Delaware court holds that a clause indicating“an expert, not an arbitrator” calls for an expert determination, not an arbitration

On January 29, 2019, the Delaware Court of Chancery addresses the scope of authority conferred under a clause in an Agreement and Plan of Merger (“Merger Agreement”) upon an independent accountant designated “an expert, not an arbitrator.”

Pursuant to the Merger Agreement, Plaintiff acquired ChanceLight, Inc. (ChanceLight) and Defendant, Trimaran Fund Management, L.L.C. (Trimaran). Plaintiff paid a base price of $125 million, $23.1 million of which was placed in escrow at closing.

The release of the escrowed funds depended on whether a ChanceLight subsidiary entered into a qualifying contract. The section of the Merger Agreement governing the release of the escrowed funds delegated certain matters to an independent accountant for resolution, specifying “an expert, not an arbitrator.”

The parties disagreed on whether a qualifying contract was ever executed. Also, they disagreed on whether the issue d should be referred to the independent accountant.

The Court of Chancery denied Plaintiff’s motion for judgment on the pleadings seeking to specifically enforce the dispute resolution provision. In particular, the decision found that the language called for “an expert determination, not an arbitration.”

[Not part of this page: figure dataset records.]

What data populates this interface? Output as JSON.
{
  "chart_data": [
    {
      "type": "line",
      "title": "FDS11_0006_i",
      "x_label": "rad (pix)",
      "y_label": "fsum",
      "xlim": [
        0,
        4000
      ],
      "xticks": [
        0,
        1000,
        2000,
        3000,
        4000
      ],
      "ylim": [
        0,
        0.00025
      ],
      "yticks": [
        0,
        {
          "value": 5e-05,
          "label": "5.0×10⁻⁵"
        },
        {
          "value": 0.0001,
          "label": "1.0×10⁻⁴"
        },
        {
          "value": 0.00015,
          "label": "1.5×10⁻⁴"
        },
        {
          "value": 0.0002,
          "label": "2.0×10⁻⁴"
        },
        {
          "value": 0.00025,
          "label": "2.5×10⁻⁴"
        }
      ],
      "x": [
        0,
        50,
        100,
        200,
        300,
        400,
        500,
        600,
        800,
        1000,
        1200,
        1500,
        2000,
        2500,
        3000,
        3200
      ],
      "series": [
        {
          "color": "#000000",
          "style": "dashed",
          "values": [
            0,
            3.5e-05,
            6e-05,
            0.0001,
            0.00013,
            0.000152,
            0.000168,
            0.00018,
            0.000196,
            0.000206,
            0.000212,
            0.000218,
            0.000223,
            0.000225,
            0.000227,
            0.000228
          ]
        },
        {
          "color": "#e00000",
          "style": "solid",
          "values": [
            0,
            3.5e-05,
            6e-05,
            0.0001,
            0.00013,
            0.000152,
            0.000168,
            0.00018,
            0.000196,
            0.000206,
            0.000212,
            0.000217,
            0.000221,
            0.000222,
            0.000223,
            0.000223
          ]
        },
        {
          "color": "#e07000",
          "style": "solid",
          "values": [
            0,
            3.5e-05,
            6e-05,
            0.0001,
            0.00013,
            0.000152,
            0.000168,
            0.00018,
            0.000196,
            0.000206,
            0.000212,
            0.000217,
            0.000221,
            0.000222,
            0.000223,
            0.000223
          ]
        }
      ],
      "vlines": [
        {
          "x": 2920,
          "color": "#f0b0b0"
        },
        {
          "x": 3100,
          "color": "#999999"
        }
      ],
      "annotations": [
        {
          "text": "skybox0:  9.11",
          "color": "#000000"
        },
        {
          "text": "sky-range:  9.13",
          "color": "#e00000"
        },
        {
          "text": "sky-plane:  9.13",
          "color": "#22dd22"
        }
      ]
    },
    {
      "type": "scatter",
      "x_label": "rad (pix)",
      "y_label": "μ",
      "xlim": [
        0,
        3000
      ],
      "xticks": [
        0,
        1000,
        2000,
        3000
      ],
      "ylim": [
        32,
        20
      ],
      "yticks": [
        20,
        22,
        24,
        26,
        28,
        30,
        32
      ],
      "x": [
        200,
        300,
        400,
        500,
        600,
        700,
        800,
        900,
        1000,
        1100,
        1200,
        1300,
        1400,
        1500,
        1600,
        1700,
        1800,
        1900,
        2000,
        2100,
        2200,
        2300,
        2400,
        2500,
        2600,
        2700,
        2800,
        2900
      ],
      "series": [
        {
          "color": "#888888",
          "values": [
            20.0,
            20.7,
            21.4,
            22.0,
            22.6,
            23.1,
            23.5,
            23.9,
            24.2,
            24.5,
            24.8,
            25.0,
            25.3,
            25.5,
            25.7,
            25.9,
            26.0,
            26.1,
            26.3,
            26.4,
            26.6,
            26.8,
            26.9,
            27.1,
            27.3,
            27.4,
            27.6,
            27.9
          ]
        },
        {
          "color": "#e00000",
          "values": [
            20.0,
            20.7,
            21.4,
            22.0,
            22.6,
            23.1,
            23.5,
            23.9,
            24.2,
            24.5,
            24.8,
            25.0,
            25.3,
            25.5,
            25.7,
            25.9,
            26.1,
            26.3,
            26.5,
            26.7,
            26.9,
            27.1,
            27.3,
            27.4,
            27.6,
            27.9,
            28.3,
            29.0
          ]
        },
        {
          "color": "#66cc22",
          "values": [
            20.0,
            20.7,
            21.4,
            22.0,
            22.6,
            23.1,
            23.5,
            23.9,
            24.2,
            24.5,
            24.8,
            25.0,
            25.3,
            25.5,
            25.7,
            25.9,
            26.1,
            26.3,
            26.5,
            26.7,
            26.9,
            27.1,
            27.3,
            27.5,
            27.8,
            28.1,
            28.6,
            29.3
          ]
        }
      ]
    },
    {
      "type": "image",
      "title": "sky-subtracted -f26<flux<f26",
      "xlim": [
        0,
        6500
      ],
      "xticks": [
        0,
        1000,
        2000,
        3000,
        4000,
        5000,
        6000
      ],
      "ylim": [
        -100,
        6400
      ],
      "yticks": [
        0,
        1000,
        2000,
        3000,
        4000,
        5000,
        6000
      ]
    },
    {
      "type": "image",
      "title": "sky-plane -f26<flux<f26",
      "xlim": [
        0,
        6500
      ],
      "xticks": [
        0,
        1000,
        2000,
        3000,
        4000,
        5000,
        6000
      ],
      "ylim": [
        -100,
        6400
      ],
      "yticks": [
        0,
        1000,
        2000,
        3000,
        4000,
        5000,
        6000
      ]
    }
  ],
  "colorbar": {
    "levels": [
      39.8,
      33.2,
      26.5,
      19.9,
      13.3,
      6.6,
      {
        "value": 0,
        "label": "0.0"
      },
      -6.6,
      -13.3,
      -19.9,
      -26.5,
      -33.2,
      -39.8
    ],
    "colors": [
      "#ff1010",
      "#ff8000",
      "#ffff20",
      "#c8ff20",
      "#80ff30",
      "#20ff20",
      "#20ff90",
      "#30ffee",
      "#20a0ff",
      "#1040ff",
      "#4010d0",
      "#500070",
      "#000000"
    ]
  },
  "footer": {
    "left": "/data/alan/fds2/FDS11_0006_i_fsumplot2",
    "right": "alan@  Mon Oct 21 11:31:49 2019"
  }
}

“Expert determination provisions are fundamentally different from arbitration provisions. The former limit the scope of the third-party decision maker’s authority to factual disputes within the decision maker’s expertise. The latter typically confers upon the third-party decision maker broad authority similar to that of judicial officers.”

According to the court, the release of parties’ escrow wouldn’t fit within the independent accountant’s narrow authority since – to determine who is entitled to the escrow funds – the legal question of whether the contract is qualifying had to be answered. Accordingly, the Court deemed that Plaintiff was not contractually entitled to require Defendant to submit the dispute to the independent accountant.